И, очевидно передразнивая жену, добавил, покачивая головой: «Учёба в мединституте такая тяжёлая!», и сплюнул: тьфу!

Белка расплакалась и выскочила из комнаты, хлопнув дверью. Валера – за нею следом. Подружка бежала вниз по лестнице и, очевидно, хотела выскочить на заснеженную улицу прямо в халате. Но Валера догнал, схватил её за плечи, развернул к себе и слегка потряс. Посмотрел ей в глаза и, медленно проговаривая каждое слово, сказал:

– Сейчас я всё улажу.

Она с большим недоверием посмотрела на него. Конечно, Бродяга кому хочешь может зубы заговорить, но папе… Она перестала плакать и обеспокоенно спросила:

– Что ты ему скажешь?

– Пока не знаю. Он у тебя случайно не в полиции нравов работает?

– Почти… Папа – следователь по особо важным делам.

– По убийствам, что ли? – удивился Валера.

– И по убийствам тоже, – подтвердила Белка.
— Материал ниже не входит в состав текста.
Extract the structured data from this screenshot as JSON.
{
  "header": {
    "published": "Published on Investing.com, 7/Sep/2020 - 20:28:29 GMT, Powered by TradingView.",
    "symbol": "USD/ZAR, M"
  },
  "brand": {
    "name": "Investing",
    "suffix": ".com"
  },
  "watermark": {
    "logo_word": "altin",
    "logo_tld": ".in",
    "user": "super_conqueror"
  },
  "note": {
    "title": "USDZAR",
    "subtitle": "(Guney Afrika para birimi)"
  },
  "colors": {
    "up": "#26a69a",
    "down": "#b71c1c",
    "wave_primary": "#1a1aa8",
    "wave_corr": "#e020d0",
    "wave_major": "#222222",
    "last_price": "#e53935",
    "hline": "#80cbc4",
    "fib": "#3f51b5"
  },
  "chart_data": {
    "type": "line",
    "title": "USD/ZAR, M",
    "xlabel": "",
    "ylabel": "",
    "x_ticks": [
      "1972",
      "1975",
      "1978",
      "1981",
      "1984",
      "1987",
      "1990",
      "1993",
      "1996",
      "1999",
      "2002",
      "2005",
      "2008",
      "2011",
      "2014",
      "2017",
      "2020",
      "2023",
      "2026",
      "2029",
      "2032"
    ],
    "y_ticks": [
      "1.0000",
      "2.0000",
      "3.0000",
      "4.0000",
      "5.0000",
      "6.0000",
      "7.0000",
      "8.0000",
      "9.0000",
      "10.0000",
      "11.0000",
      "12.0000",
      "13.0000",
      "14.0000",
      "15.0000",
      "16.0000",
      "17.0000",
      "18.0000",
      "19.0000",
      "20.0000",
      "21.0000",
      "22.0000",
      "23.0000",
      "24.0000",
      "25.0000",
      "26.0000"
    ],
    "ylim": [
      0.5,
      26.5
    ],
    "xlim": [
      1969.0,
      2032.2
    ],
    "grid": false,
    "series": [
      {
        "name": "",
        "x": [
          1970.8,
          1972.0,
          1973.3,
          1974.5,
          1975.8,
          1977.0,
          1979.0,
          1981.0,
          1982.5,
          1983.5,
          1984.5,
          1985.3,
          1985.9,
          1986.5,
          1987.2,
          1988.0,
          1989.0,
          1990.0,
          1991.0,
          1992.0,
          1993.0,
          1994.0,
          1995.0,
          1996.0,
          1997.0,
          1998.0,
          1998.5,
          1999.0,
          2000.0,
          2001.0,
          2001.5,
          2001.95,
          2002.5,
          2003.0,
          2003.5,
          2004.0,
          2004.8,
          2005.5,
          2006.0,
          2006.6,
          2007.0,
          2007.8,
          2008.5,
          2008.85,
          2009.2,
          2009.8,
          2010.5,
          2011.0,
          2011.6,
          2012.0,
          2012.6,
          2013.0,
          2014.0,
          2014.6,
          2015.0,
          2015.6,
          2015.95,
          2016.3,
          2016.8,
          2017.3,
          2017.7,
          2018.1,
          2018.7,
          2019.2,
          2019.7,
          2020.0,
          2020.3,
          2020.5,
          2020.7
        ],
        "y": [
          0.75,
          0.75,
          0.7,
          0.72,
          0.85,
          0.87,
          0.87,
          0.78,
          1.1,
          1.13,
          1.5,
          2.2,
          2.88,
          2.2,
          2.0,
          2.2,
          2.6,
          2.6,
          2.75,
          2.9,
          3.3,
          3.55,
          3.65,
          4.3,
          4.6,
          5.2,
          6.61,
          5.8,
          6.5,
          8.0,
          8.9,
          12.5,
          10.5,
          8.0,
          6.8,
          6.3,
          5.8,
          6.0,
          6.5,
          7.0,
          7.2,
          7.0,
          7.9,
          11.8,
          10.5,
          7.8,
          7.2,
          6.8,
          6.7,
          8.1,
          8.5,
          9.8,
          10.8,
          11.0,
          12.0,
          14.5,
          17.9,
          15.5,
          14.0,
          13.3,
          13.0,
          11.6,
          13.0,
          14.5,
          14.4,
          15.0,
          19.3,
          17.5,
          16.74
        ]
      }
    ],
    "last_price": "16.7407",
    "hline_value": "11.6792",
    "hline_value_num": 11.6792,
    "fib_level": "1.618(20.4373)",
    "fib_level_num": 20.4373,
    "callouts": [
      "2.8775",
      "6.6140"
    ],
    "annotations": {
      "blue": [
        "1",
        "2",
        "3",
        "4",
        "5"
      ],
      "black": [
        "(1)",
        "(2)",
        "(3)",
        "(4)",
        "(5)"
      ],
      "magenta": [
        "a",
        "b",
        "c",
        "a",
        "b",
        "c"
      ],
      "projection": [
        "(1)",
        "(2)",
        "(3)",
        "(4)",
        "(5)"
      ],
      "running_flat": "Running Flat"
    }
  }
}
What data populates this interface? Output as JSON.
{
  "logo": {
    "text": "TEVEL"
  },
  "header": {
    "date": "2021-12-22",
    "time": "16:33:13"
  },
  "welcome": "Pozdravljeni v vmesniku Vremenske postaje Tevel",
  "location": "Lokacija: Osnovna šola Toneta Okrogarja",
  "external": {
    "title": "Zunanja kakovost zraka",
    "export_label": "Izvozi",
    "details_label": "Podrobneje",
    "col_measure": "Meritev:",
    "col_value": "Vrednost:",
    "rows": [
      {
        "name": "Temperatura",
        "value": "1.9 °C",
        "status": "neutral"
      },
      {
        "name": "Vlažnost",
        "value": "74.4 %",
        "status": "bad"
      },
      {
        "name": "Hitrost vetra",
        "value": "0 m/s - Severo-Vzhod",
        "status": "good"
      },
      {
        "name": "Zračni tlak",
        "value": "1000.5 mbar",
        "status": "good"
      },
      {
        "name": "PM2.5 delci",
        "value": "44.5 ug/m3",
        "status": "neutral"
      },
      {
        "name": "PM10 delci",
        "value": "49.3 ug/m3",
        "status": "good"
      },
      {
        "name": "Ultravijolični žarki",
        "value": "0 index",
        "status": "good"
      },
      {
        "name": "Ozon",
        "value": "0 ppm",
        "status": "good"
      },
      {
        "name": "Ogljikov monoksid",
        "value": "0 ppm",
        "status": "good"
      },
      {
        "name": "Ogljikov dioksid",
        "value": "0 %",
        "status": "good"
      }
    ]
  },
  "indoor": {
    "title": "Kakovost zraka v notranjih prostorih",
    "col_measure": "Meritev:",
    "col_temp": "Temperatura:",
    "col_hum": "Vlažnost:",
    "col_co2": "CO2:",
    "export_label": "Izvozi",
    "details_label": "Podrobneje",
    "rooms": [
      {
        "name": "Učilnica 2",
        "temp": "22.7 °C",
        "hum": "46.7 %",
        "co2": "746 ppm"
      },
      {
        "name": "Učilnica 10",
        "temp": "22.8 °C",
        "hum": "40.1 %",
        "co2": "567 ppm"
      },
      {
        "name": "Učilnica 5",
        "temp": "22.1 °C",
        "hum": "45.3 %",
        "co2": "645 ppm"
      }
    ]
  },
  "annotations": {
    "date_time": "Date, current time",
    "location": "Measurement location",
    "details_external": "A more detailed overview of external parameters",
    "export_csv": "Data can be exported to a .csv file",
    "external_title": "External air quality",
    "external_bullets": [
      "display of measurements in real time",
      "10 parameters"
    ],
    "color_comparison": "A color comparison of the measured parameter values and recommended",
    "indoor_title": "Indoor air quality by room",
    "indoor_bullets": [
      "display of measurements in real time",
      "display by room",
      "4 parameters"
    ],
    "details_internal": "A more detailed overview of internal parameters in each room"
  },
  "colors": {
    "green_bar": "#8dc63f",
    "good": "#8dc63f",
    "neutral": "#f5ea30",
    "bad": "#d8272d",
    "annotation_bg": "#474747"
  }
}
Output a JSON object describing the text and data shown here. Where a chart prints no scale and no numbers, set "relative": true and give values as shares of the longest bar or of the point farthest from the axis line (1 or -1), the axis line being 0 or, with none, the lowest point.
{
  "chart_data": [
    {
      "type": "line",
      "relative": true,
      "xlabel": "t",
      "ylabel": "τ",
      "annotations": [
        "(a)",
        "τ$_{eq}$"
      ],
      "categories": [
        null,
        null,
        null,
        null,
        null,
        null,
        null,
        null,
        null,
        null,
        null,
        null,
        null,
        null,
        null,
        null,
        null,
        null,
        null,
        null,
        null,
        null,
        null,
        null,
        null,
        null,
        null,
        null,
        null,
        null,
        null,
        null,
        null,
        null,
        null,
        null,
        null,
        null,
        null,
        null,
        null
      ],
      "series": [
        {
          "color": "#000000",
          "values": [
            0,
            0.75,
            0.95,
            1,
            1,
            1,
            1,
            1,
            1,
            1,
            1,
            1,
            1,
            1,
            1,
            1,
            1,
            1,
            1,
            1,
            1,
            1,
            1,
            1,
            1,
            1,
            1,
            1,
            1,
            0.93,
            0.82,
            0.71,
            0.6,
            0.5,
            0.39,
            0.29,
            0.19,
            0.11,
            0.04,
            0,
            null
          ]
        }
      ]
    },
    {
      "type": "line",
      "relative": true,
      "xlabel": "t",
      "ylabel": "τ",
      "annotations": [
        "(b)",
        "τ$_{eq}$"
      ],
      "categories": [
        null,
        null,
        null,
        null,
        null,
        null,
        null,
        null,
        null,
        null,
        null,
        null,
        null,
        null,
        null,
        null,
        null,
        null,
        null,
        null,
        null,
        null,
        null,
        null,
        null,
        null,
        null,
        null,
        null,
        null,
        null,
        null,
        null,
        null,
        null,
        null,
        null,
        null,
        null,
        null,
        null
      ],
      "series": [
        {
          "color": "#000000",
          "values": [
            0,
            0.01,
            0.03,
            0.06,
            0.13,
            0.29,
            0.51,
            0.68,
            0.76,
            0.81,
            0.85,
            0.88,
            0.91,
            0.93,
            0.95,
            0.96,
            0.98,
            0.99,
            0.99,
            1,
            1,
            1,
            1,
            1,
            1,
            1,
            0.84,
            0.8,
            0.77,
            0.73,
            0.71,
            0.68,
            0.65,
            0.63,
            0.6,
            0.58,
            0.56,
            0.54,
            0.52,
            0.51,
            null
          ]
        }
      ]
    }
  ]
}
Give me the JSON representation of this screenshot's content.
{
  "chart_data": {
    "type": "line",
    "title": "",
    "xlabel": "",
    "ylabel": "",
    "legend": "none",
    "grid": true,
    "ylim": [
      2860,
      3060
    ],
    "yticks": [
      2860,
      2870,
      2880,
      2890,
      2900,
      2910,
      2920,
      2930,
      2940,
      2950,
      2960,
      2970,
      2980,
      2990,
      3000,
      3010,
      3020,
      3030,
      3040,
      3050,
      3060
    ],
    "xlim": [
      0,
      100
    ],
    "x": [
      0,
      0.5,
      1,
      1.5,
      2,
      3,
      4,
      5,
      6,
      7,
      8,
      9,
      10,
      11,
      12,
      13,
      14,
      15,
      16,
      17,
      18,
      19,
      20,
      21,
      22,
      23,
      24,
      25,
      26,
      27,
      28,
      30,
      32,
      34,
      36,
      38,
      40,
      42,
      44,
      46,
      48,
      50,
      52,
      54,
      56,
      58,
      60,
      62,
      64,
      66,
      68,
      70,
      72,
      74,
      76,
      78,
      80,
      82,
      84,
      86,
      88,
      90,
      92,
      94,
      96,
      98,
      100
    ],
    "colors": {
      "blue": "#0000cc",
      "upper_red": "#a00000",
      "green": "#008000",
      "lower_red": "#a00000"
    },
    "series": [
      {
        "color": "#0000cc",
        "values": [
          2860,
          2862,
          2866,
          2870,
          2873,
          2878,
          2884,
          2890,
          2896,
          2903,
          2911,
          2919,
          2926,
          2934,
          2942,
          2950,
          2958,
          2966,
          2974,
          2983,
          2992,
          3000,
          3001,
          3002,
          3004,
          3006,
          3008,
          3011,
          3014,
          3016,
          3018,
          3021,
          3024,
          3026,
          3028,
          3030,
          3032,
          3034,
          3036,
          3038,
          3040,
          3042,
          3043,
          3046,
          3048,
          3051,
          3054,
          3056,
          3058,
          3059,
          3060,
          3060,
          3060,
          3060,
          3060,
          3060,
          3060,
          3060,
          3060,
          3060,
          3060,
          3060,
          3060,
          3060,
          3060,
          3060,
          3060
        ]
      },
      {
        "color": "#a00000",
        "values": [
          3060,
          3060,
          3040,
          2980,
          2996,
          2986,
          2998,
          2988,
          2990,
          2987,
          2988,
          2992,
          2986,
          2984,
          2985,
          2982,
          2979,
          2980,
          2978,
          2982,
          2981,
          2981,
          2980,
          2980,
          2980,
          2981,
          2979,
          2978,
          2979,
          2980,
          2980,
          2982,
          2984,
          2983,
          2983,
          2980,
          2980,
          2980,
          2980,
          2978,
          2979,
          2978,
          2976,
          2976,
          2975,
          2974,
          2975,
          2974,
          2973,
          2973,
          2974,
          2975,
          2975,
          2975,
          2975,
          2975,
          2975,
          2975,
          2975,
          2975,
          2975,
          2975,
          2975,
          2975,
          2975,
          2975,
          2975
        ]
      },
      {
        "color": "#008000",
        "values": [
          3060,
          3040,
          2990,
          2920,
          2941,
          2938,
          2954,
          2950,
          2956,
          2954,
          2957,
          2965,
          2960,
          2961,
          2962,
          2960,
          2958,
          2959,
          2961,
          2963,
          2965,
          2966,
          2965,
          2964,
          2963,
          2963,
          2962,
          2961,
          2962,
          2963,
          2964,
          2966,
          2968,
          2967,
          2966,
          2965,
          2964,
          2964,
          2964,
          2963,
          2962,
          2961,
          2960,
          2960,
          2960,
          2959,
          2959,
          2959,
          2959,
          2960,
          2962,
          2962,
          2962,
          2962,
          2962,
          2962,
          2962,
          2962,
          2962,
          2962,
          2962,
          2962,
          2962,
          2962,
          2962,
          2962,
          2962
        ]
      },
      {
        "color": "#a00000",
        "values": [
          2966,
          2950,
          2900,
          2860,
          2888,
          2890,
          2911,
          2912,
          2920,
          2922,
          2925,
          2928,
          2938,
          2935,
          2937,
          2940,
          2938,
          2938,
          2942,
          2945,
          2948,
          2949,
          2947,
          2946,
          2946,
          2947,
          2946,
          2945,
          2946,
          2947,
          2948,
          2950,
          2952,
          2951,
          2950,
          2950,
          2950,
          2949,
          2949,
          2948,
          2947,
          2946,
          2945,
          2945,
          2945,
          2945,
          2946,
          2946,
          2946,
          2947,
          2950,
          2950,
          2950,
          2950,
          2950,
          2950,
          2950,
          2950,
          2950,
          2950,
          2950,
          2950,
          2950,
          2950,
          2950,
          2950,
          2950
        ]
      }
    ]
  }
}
– Как интересно… – воскликнул Валера. – Что ж ты раньше не сказала?

– А мне неинтересно… – Белка всхлипнула, посмотрела на Валеру влюблёнными глазами и спросила: – Что делать-то будем?

Валера взял её за руку.

– Положись на меня… Пошли! Там уже заждались нас, наверное, – сказал он и мягко повлёк её за собой.

Они стали медленно подниматься по лестнице, держась за руки, как дети малые. А двумя этажами выше стояли Белкины родители, смотрели на них, и, очень возможно, им эта картина понравилась.

Когда Бродяга с Белкой вошли в комнату, папа с мамой мирно сидели за столом и сосредоточенно смотрели «Голубой огонёк». Петросян рассказывал древние плоские шутки и корчил противные рожи. Мама не спеша пила вино из большой чайной кружки и краем глаза наблюдала за Белкой. Папа, очевидно с трудом переживший сексуальную революцию собственной дочери, слегка увеличил дозу коньку и, не стесняясь, ел оливье прямо из банки. Лицо его выражало не больше, чем лицо статуи с острова Пасхи. Валера и Белла молча сели и тоже стали смотреть телевизор. Наконец, мать мягко сказала: «Валик, оставь салат в покое…» Валентин Егорович быстро очнулся и послушно поставил банку на стол. Налил коньяку себе и после небольшой внутренней борьбы – Валере. «За знакомство!» – и опустошил рюмку, не чокаясь. Валера спокойно выпил и закусил грибом. Напряжение росло…

– Ну, что, молодой человек, как думаете жить дальше? – с плохо скрываемым раздражением спросил батя. – Поматросишь и бросишь?

Бродяга посмотрел на него, на Беллу, и она заметила у него в глазах весёлых чертей. Это значит, что у него есть идея или шутка, как обычно – совершенно непредсказуемая. Она любила эти шутки и одновременно боялась.

– Зачем вы так говорите? – обиженным голосом сказал Валера. – Я жениться хочу.

Белка поперхнулась воздухом и перестала дышать, папа открыл рот и, не мигая, смотрел на свежеиспечённого зятя, и только железная маман не потеряла присутствия духа и внимательно наблюдала за развитием событий. Бродяга, воспользовавшись всеобщим замешательством, самостоятельно налил Валентину Егоровичу и себе коньяку по полной рюмке. Лидия Георгиевна мгновенно проглотила оставшееся вино и с готовностью подставила кружку. Белла, как послушная дочь, не задумываясь, последовала примеру мамы. Выпили быстро и охотно, словно сильное обезболивающее лекарство по острым медицинским показаниям.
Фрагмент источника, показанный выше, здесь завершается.